Peluang penerapan di Indonesia
Langkah konkrit pengentasan kemiskinan yang dapat segera dilakukan di Indonesia, paling tidak untuk segera mengerem laju pertambahan orang miskin, antara lain :

1.Dukungan pemerintah.
Pemerintah RI perlu memberi dukungan konkrit dan serius, guna mendorong program pengentasan kemiskinan. Seperti dukungan dana awal dan fasilitas kantor.

2.Bekerjasama dengan Grameen Trust
Tujuan utama melakukan kerjasama dengan Grameen Trust (meski kita sebaiknya mengembangkan sendiri sebuah "mix model") karena Grameen Trust telah mendapatkan kepercayaan internasional, dan mudah mendapatkan dukungan dana internasional untuk anggota yang sedang mengembangkan melakukan "The Grameen Bank Missions".

3.Membentuk sebuah badan pengentasan kemiskinan.
Badan yang akan dibentuk haruslah memiliki filosofi dan kultur kerja yang mampu mengakomodasi sifat-sifat orang miskin yang ditandai dengan pola hidup sederhana. Badan dimaksud harus stril dari model kapitalis yang selalu berfikir untuk memperoleh keuntungan yang sebesar-besarnya.

4. Sumber daya manusia melalui seleksi khusus.
Semua SDM yang terlibat dalam kegiatan Grameen Bank memiliki satu irama, yaitu komitmen memberdayakan orang miskin. Tidak ada amplop beramplop, sangat minim penyelewengan keuangan apalagi korupsi. Jadi SDM yang akan dilibatkan di Indonesia, sebaiknya mayoritas fresh graduated agar kulturnya mudah dibentuk. Disinilah faktor utama kegagalan kita, setiap ada proyek membantu orang lemah maka pengurus LSM pendamping, atau ketua Koperasi langsung membangun rumah baru, beli mobil baru dan sebaianya.

5. Kantor SDM inti dan fasilitas lainnya harus ditempatkan di desa terpencil, di pusat-pusat kemiskinan sehingga SDM yang ada di lapangan betul-betul merasakan betapa beratnya menjadi orang miskin. Ini akan melahirkan budaya kerja keberpihakan kepada si miskin, sehingga mereka tulus membantu para warga miskin.
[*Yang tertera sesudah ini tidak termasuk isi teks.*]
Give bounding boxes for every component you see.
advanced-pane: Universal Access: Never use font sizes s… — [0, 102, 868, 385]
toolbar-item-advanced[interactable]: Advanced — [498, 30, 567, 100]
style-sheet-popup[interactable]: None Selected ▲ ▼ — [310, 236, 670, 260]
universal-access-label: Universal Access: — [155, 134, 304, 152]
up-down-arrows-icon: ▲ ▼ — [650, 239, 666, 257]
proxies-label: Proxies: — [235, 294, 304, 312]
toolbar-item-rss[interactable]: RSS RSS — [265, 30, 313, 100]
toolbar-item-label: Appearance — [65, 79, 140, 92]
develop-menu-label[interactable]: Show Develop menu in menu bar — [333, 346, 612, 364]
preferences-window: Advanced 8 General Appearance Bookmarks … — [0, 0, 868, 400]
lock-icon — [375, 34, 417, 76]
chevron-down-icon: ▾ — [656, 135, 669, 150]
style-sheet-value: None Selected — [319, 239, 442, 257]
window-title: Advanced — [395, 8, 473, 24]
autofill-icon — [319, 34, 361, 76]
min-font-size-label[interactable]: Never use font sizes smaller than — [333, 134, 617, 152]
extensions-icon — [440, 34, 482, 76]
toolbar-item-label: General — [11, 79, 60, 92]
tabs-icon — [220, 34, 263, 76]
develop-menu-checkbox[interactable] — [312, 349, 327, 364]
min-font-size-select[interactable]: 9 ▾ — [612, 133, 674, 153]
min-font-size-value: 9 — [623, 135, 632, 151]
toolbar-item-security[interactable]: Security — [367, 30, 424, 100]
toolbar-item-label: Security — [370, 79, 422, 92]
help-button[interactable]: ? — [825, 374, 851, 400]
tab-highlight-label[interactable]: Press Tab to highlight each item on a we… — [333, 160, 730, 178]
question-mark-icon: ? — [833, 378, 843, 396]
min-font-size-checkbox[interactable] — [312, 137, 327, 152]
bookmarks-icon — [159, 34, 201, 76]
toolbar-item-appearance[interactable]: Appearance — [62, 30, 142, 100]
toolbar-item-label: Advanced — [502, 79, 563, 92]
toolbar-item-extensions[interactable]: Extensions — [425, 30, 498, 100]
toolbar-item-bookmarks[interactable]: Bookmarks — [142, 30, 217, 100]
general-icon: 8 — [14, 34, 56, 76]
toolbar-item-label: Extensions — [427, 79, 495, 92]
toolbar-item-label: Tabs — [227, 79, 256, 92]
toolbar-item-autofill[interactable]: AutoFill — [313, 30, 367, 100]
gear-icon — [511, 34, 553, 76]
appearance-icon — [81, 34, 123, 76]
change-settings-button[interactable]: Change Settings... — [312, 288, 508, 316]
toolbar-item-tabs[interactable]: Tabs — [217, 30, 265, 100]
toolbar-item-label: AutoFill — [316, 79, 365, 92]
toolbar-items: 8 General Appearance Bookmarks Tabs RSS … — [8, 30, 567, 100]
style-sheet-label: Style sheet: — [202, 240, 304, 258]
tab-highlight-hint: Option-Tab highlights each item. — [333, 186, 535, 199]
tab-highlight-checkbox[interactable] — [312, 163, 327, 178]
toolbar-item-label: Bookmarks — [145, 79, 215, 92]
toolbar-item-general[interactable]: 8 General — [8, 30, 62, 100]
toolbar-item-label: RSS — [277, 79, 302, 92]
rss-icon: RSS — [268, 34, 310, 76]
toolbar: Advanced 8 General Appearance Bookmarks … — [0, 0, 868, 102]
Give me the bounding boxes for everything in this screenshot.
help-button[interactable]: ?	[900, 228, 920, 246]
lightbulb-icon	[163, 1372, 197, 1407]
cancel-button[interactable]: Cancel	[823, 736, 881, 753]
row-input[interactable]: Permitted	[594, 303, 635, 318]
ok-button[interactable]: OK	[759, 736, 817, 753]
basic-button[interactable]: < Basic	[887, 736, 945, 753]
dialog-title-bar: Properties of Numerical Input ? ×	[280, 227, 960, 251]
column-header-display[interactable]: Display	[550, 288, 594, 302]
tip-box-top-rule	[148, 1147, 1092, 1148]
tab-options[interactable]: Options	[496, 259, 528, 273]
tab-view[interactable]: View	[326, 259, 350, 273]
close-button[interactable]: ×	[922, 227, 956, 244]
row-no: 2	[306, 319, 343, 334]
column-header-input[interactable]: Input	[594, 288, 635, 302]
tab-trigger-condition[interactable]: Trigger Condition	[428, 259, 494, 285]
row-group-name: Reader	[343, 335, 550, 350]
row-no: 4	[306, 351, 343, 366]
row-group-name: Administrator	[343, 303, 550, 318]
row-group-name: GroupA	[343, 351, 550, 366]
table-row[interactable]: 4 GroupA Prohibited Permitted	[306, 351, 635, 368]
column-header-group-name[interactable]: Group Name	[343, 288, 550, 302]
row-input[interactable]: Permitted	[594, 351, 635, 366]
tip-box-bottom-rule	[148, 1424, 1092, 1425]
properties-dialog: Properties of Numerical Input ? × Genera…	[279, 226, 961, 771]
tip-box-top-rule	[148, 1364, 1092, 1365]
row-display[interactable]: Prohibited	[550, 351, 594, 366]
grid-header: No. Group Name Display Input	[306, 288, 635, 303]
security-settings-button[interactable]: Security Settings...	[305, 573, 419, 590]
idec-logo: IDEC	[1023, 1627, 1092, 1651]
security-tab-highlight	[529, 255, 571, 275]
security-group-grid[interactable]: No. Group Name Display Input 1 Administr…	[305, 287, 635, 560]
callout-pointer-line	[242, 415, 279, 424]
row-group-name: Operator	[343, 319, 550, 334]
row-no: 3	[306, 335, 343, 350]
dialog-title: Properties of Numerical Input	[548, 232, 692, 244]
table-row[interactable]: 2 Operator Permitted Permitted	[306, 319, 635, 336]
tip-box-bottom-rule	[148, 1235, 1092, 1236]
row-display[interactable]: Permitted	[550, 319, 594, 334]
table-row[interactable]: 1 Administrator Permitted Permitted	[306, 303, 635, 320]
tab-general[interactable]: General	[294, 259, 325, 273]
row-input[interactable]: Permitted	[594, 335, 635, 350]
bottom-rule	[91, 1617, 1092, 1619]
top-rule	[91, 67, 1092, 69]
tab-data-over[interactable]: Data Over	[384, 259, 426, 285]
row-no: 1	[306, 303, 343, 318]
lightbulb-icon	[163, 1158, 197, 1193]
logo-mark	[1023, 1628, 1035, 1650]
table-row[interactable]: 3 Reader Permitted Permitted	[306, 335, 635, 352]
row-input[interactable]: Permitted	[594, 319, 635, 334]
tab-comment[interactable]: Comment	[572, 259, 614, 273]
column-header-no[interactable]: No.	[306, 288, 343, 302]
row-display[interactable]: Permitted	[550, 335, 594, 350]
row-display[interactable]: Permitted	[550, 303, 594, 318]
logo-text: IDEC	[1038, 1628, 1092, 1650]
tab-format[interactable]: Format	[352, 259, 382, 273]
Ketika kami mewawancarai 2 orang pemimpin unit desa bank komersil (sebanding Unit Desa BRI di Indonesia), kami menanyakan, apakah anda merasa disaingi oleh Grameen Bank atau bank anda merencanakan produk yang sama dengan produk Grameen Bank. Mereka spontan menjawab, ''kami tidak akan pernah beroperasi seperti Grameen Bank dan tidak sanggup membuat produk/layanan perbankan seperti Grameen Bank.''

Kesimpulan
Apa yang telah dilakukan Muhammad Yunus selama lebih dari 30 tahun adalah sebuah kerja keras. Sebuah kesalehan sosial yang patut diteladani bagi orang-orang yang diberi karunia akal sehat oleh Allah SWT. Setelah berada di desa-desa Bangladesh selama 5 hari memantau dari dekat operasionalisasi "The Grameen Bank System", maka akal sehat saya menyimpulkan bahwa sebenarnya apa yang dicita-citakan Professor Muhammad Hatta di Indonesia sama dengan cita-cita yang dioperasionalkan lewat Grameen bank oleh Muhammad Yunus di Bangladesh. Namun, keduanya terlambat diberi Hadiah Nobel.

Sekiranya Pemerintah Indonesia bertekad melakukan pengentasan kemiskinan, maka kita hanya mengawinkan kedua jalan pikiran dimaksud dan Bismillah segera memulainya. Bukan menggelar seminar lantaran ada anggaran yang perlu dihabiskan di akhir tahun.